Where Ade Can Level Up

Despite his success, there are areas where Ade could optimize his anti-budget approach:

1. Track the Fuel Situation:

“I don’t really know the exact amount I spend on [fuel] monthly,” he admits, estimating ₦80-120k. For someone spending potentially ₦1.4M annually on fuel, this deserves attention. Start screenshotting those fuel receipts, Ade.

2. Emergency Fund Structure

While Ade saves consistently, he paused his building project due to debt it was incurring. A clearer emergency fund separate from general savings could prevent future financial stress.

3. Seasonal Expense Planning

He mentions obligations that vary by season, like his grandmother’s passing or birthday months. Building a “life happens” fund specifically for these predictable-but-irregular expenses would strengthen his anti-budget system.

4. Investment Diversification

Beyond his Stanbic Money Market account, Ade could explore more investment vehicles to grow his substantial monthly savings.

Lagos

Ade’s Optimized Anti-Budget

Here’s how Kemi could restructure his approach while maintaining his flow-based philosophy:

Step 1: Set Savings Goal First Target: ₦300k monthly (25% of average income)

  • ₦150k → Emergency fund (until it reaches ₦500k)
  • ₦100k → Investments (money market, stocks, bonds)
  • ₦50k → “Life seasons” fund (funerals, birthdays, travel)

Step 2: Fixed Recurring Expenses (₦368k)

  • DSTV: ₦30k
  • Internet: ₦45k
  • Electricity: ₦65k (budgeting for AC months)
  • Groceries/Housekeeping: ₦65k
  • Other subscriptions: ₦20k
  • Fuel: ₦100k (start tracking to optimize)
  • Miscellaneous: ₦43k

Step 3: Flexible Spending (₦530-730k) Everything else from gifts to spontaneous charity, eating out, shopping and helping friends. The beauty of the anti-budget is this money comes with zero guilt attached.

The Monthly Flow:

  1. Income hits account
  2. ₦300k automatically moves to savings/investments
  3. ₦368k covers essentials
  4. Remaining ₦430-630k is true “flow money”

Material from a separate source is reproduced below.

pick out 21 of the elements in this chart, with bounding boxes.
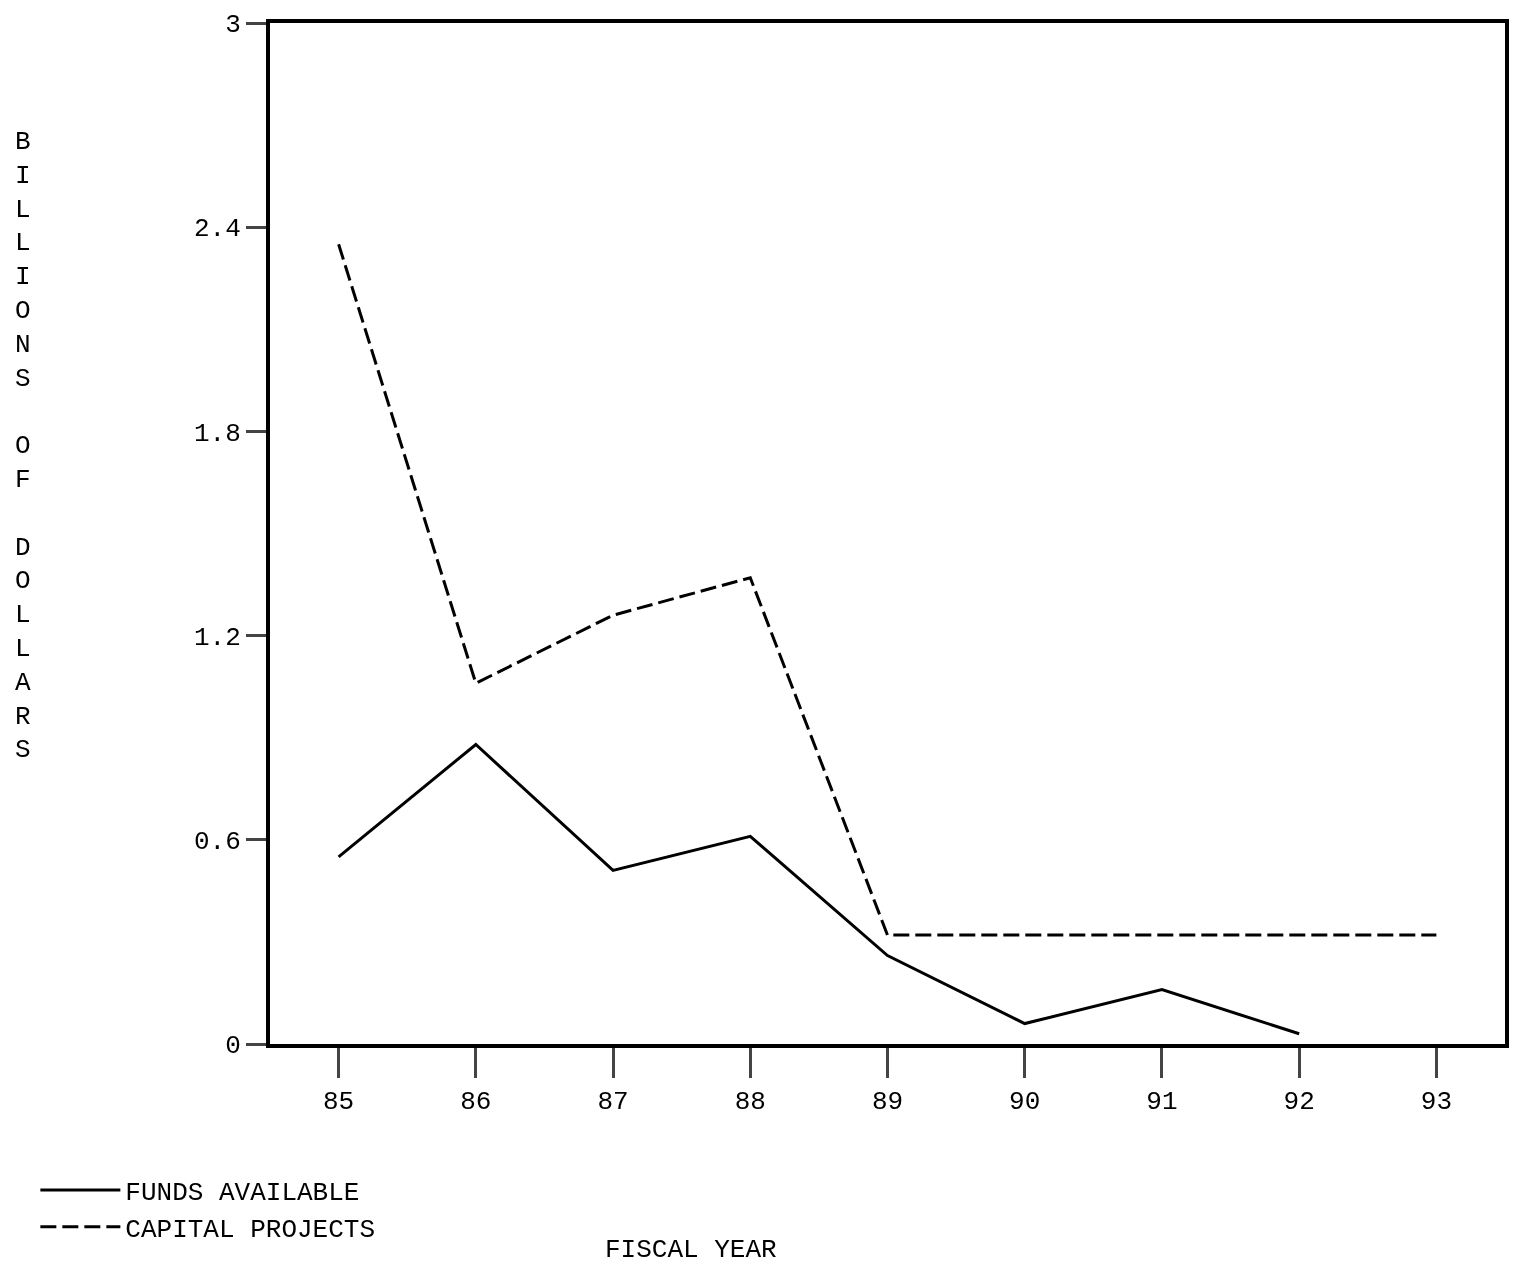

The Real Magic in Using an Anti-Budget

This approach works because it aligns with how Ade’s mind already operates. He’s not fighting against his generous, flow-based nature, instead he’s channelling it effectively. The anti-budget respects his “carefree mindset” while ensuring his future self is taken care of. It acknowledges that some months you’ll spend more on fuel because you’re traveling, and other months you’ll lend friends money because that’s who you are.

Most importantly, it removes the psychological burden of tracking every naira while maintaining the financial discipline that’s already working for him. It also removes the guilt and fatigue that causes us to spiral when we break our budgets.

For young professionals earning good money but struggling with traditional budgets, Ade’s story offers hope: you don’t need to become a different person to manage money well. You just need a system that works with your personality, not against it. The anti-budget isn’t about restriction, it’s about intention. And sometimes, that’s all the budgeting you really need.